We now have this emerging issue around Claude Mythos, which is a technology Anthropic invented, and is very good at finding vulnerabilities in an entity’s cyber defences. If we don’t get a grip on that, then the consequences are serious and immediate. I think all things technology and data is a conversation that we all need to be having. And what I worry about from a specifically ASIC perspective, is that we need to be on that. We need to understand those technologies and use them for our own purposes to be more efficient and productive, and to be able to have the capability to investigate when things go wrong in that area externally. Secondly, we need to understand what’s going on externally. That is a non-trivial challenge because of the rapidity of change.

Dan Ziffer: On a different topic, it’s still early, but are there lessons already from Shield and First Guardian?

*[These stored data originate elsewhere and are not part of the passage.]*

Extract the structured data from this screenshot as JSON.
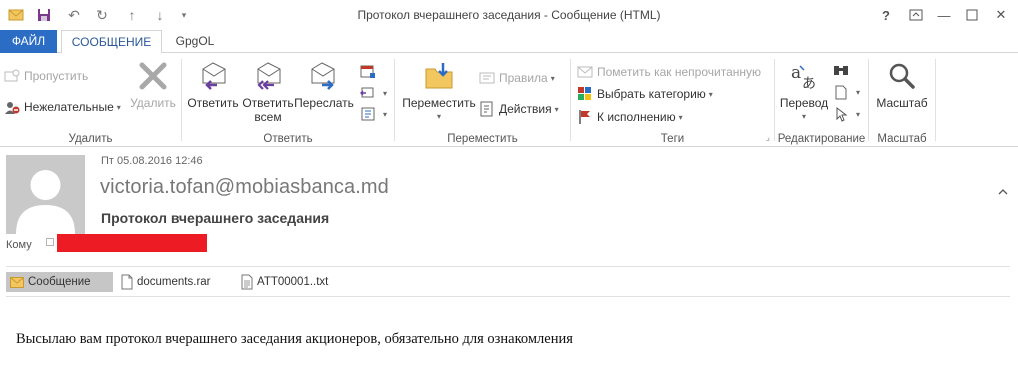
{
  "window": {
    "title": "Протокол вчерашнего заседания - Сообщение (HTML)",
    "controls": {
      "help": "?",
      "minimize": "—",
      "close": "✕"
    }
  },
  "tabs": [
    {
      "label": "ФАЙЛ"
    },
    {
      "label": "СООБЩЕНИЕ"
    },
    {
      "label": "GpgOL"
    }
  ],
  "ribbon": {
    "delete_group": {
      "label": "Удалить",
      "ignore": "Пропустить",
      "junk": "Нежелательные",
      "delete": "Удалить"
    },
    "respond_group": {
      "label": "Ответить",
      "reply": "Ответить",
      "reply_all_line1": "Ответить",
      "reply_all_line2": "всем",
      "forward": "Переслать"
    },
    "move_group": {
      "label": "Переместить",
      "move": "Переместить",
      "rules": "Правила",
      "actions": "Действия"
    },
    "tags_group": {
      "label": "Теги",
      "mark_unread": "Пометить как непрочитанную",
      "categorize": "Выбрать категорию",
      "follow_up": "К исполнению"
    },
    "editing_group": {
      "label": "Редактирование",
      "translate": "Перевод"
    },
    "zoom_group": {
      "label": "Масштаб",
      "zoom": "Масштаб"
    }
  },
  "message": {
    "date": "Пт 05.08.2016 12:46",
    "sender": "victoria.tofan@mobiasbanca.md",
    "subject": "Протокол вчерашнего заседания",
    "to_label": "Кому"
  },
  "attachments": [
    {
      "name": "Сообщение",
      "icon": "envelope-icon"
    },
    {
      "name": "documents.rar",
      "icon": "file-icon"
    },
    {
      "name": "ATT00001..txt",
      "icon": "text-file-icon"
    }
  ],
  "body": {
    "text": "Высылаю вам протокол вчерашнего заседания акционеров, обязательно для ознакомления"
  },
  "colors": {
    "accent": "#2b579a",
    "file_tab": "#2b6cc4",
    "redaction": "#ed1c24"
  }
}
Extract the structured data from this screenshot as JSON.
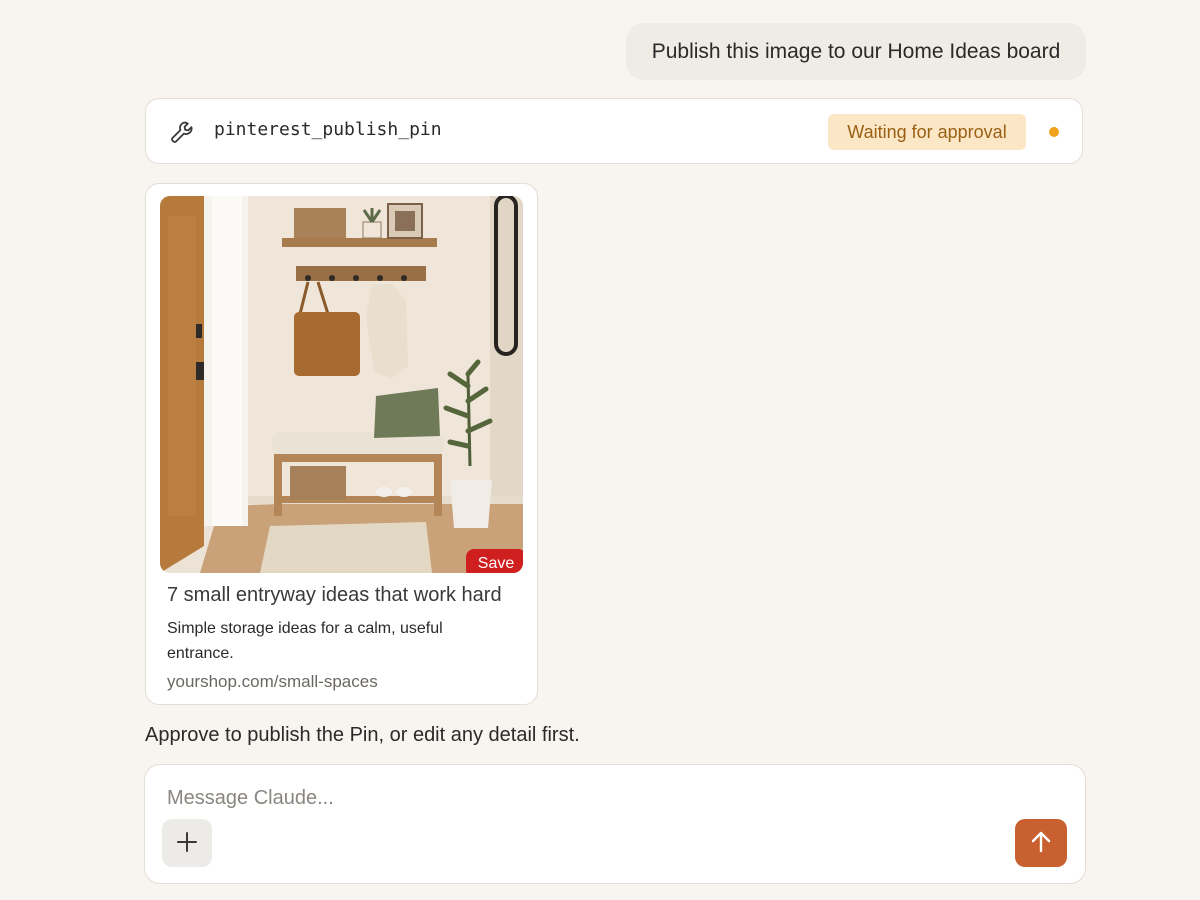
{
  "conversation": {
    "user_message": "Publish this image to our Home Ideas board",
    "assistant_message": "Approve to publish the Pin, or edit any detail first."
  },
  "tool_call": {
    "icon": "wrench-icon",
    "name": "pinterest_publish_pin",
    "status": "Waiting for approval",
    "status_color": "#f0a21b",
    "badge_bg": "#fbe6c6",
    "badge_text_color": "#9a6114"
  },
  "pin": {
    "save_label": "Save",
    "save_color": "#cf1f1f",
    "title": "7 small entryway ideas that work hard",
    "description": "Simple storage ideas for a calm, useful entrance.",
    "link": "yourshop.com/small-spaces"
  },
  "composer": {
    "placeholder": "Message Claude...",
    "attach_icon": "plus-icon",
    "send_icon": "arrow-up-icon",
    "send_color": "#c9602f"
  }
}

Joe Longo: Well, I think there are. Those lessons are, I think, best understood and learnt through the various law reform proposals that are being consulted on at the moment. We have a situation now, but superannuation – let’s really step back – superannuation has been an enormous success, I think, in Australia. Virtually every adult Australian has a superannuation account. It’s a, frankly, widely admired system globally. It has now grown to around $4.5 trillion.

So, when there’s a lot of money, bad actors like to play. And so that’s the issue we’re all dealing with. The Shield and First Guardian saga really revealed, my words, some vulnerabilities and issues with the way the system is working at the moment. I think the law reform proposals are, I think – Treasury and the government, ASIC’s response to that – so you see some lessons learnt in the way in which we’re trying to amend the law.

But there are some other lessons. Again, this is something I know this group feels passionately about. People need to understand what their super is there for, and where it should be safely put. And if they’re worried about whether they’re getting a sufficient return, ordinary people have got to be given some safe way of answering that question, and having access to financial advice and counselling that reassures them to say, look, leave your money in that fund. If you’re going to charge funds, be really careful.

I think this risk return goes back to financial literacy. If there’s one theme I’m constantly pressing people about it’s to understand risk. Even highly intelligent people get risk assessment wrong. So, the way I like to explain it to my kids and grandchildren, once they’re old enough to understand, is that if someone’s offering you more than 3 or 4% of a fixed-term deposit with a major bank, that’s called a risky investment. And so, this whole risk concept, so I think that’s a big lesson learned. I think a lot of people were lured into, with good intent, wanting to get a better return on their super, and it all went pear-shaped.

Dan Ziffer: As you retire from the role, you’ve massively changed the regulator. As you look back, is there anything that you think, oh, I should have gone harder on that?

Joe Longo: Harder on everything. That got me in trouble a couple of times. I’m not known for patience as being one of my top three virtues. I think we did as much as we could. I did as much as I could in the five years. We inherited some significant governance issues that took time to resolve, and it just takes time. So I think the restructuring mostly worked well, in the first 12 or 18 months I instituted an infrastructure review. So a lot has changed. But I don’t regret it. You do your best with what you know at the time. I think I’ve had the privilege of working with some extraordinary colleagues, some of whom are here today. And so that’s as good as it gets.

[Lengthy applause]

Dan Ziffer: We’ve all signed the card. There’s a cake in the tearoom. But for now, the applause. Please join me in thanking again Joe Longo.